Friday, June 3, 2011

Disappearing Webseries & Looking Back On It

My webseries I'm Sorry Melissa just disappeared from koldcast.tv. Bastiches. In koldcast's defense there had not been an episode since 2008 and...hold on there hasn't been episode since 2008? Really. 2008? That was three freakin' years ago.

No wonder they took it down. I would have taken it down too. Though I DID give them 30 episodes. The series also appeared in some of the finest hotel rooms in the United States and also on Sprint.

The webseries was really a lark - in my life my larks have worked out far better than my carefully planned non-larks- where, at the time, I just had not shot anything in a while. So I wrote and filmed and played around with some concepts I had.

I was experimenting with sequential filming and audience participation where I would not tell anyone what was happening next and would let the audience decide what would happen. I wanted to create a series that incorporated real stories, yet looked like a reality show. I wanted it to be cost effective.

It was a cross between a social experiment before social experiments were cool, audience interaction before audience interaction was cool, and inexpensive filmmaking when...well inexpensive filmmaking was always the in thing.

I got to hang out with my best friend Mark, my always entertaining friend Snow, listen to Ben the cameraman talk about the world and work with the super talented Annie Figenshu. I can't even explain Carly, Ramesh, or Erin - you really have to watch the series to see what those crazy kids pulled off. I won't tell what parts of the series were autobiographical and what parts were not. That isn't really the point.

Interestingly enough the show got into a the New York Television Festival in '07 in the reality category. I consider it job well done, as who really set out to do a webseries that ends up as a 23 minute pilot. Hearing the laughs during the festival was gratifying.

Yes, the series continued online, back in its native format of "web series." Interestingly enough it was never supposed to be a straight up comedy and I think that was confusing for some people in a world where lighting someone on fire or showing a groin kick gets the most hits.

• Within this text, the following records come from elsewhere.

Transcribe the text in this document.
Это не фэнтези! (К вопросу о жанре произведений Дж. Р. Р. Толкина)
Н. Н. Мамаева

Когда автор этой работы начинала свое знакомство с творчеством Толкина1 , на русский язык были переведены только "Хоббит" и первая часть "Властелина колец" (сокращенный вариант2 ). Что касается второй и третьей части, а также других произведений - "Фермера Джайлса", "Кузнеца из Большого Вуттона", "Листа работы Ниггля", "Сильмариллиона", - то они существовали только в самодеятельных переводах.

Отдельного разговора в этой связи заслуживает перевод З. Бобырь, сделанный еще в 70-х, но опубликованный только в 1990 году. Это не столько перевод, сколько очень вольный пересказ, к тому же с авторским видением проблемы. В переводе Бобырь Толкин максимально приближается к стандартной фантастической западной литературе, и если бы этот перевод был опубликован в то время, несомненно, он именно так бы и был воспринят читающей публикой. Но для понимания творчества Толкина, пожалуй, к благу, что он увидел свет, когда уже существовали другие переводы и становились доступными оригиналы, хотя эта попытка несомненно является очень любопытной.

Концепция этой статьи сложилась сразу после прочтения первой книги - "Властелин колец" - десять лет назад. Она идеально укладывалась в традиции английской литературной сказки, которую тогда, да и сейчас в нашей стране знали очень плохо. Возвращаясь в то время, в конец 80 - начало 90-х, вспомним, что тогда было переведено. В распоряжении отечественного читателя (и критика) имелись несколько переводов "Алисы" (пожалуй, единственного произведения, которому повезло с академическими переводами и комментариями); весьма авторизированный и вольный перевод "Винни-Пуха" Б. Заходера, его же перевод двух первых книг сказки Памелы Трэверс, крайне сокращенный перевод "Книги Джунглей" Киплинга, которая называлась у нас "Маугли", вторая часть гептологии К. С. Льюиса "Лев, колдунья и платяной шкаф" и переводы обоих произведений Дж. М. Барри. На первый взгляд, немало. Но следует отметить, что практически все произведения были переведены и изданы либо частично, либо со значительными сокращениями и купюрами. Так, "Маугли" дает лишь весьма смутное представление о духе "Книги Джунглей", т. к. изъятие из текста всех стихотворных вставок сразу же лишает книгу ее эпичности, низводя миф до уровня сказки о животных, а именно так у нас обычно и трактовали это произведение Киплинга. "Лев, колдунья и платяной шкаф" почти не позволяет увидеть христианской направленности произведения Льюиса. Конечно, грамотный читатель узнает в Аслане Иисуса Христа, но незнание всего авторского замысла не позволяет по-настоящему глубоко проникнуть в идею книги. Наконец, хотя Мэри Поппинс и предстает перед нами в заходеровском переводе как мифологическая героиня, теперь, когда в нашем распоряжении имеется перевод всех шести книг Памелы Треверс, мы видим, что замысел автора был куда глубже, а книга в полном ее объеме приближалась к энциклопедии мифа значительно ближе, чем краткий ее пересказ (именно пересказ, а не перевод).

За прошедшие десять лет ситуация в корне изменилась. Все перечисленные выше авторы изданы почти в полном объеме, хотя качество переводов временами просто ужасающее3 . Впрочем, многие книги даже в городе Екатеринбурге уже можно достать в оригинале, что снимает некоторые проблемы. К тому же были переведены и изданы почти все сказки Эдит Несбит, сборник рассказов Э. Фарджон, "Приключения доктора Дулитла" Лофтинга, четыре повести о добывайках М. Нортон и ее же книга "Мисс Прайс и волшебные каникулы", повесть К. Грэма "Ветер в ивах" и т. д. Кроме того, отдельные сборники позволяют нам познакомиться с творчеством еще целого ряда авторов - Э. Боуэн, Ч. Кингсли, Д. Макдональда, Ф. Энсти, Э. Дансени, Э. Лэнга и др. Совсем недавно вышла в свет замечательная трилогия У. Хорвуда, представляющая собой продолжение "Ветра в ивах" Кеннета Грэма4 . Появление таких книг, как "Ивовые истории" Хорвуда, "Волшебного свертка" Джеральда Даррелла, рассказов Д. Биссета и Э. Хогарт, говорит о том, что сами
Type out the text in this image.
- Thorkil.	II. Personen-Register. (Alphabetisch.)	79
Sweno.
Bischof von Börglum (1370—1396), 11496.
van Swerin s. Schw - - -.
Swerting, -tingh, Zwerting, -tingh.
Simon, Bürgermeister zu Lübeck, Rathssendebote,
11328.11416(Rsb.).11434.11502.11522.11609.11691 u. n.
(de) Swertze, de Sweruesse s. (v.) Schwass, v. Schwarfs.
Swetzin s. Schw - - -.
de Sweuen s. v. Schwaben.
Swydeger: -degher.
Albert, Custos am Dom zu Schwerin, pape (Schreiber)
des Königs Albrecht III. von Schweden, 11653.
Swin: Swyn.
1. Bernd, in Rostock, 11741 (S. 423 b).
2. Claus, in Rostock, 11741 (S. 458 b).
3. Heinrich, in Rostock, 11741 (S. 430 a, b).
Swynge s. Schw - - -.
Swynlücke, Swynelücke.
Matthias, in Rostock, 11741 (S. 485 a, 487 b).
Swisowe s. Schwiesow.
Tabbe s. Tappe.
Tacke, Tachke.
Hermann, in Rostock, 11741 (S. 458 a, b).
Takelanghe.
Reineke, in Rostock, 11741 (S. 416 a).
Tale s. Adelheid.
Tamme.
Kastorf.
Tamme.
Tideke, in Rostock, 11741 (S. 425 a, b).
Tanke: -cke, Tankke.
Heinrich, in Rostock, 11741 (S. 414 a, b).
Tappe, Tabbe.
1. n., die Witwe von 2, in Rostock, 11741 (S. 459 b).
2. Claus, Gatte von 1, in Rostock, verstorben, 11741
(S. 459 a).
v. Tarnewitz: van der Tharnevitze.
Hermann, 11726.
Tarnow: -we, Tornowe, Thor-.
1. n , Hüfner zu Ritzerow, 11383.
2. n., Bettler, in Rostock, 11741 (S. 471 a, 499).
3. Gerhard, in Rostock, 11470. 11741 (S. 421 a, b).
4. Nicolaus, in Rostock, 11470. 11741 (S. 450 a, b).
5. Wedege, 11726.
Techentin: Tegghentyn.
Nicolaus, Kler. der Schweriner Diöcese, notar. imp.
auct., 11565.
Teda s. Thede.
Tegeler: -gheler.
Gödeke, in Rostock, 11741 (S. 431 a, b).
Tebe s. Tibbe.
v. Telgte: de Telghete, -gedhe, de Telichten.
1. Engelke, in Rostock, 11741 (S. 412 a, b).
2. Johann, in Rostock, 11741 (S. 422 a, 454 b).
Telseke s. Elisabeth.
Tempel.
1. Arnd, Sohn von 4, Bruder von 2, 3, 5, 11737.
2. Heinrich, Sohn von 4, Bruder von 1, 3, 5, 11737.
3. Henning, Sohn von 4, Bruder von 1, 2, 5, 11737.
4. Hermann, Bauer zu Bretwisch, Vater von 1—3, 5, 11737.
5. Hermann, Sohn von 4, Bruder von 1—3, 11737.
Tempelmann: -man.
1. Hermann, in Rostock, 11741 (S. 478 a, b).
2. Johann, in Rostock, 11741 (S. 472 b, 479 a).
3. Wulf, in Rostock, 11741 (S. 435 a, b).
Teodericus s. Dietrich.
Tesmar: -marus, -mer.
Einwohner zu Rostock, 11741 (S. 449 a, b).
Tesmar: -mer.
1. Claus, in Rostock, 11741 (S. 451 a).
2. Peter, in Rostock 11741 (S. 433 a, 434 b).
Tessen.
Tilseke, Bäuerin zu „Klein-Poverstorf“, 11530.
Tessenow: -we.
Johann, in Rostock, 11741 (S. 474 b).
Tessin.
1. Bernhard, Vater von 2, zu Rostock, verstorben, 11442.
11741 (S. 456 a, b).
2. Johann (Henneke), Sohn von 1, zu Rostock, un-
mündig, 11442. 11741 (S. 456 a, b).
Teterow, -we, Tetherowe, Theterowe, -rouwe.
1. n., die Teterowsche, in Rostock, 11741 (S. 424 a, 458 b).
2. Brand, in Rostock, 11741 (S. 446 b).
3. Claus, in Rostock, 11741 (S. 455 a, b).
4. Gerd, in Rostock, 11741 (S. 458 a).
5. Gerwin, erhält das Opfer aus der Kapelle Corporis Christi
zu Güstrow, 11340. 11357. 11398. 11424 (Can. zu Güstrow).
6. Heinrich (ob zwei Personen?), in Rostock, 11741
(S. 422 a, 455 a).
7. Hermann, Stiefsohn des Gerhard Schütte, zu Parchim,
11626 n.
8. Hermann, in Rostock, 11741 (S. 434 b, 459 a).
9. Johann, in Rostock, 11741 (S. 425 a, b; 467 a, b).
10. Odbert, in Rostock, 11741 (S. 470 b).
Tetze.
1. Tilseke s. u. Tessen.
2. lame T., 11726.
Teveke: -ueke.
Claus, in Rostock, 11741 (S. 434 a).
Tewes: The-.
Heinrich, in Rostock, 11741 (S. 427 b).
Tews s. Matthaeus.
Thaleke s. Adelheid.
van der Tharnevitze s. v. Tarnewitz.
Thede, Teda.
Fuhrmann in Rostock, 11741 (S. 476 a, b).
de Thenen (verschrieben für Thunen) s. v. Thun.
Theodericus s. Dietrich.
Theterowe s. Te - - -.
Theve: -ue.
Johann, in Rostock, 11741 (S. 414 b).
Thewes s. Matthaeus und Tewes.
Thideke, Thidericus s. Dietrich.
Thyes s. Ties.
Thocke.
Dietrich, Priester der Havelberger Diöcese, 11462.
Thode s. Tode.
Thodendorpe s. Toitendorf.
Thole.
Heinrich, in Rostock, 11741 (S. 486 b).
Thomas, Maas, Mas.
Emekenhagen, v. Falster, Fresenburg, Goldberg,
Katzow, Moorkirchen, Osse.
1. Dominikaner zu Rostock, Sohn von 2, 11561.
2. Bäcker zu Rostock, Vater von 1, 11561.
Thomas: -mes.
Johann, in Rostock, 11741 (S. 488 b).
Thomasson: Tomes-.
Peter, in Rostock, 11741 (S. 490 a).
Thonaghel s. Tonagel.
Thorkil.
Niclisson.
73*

I just wanted to tell stories and try different stuff online. There is no moral to this particular story. Other than if I wanted it to continue I could have kept filming. The show did prove to be a kicking off point for recording the Jets Hope as I continue to be fascinated about why people do that they do. I do the sports podcast now asking a varient of the "why" question - and most of the time the answer is "why not?" which is what I really appreciate on some level.

Why did I film what I filmed? Why not.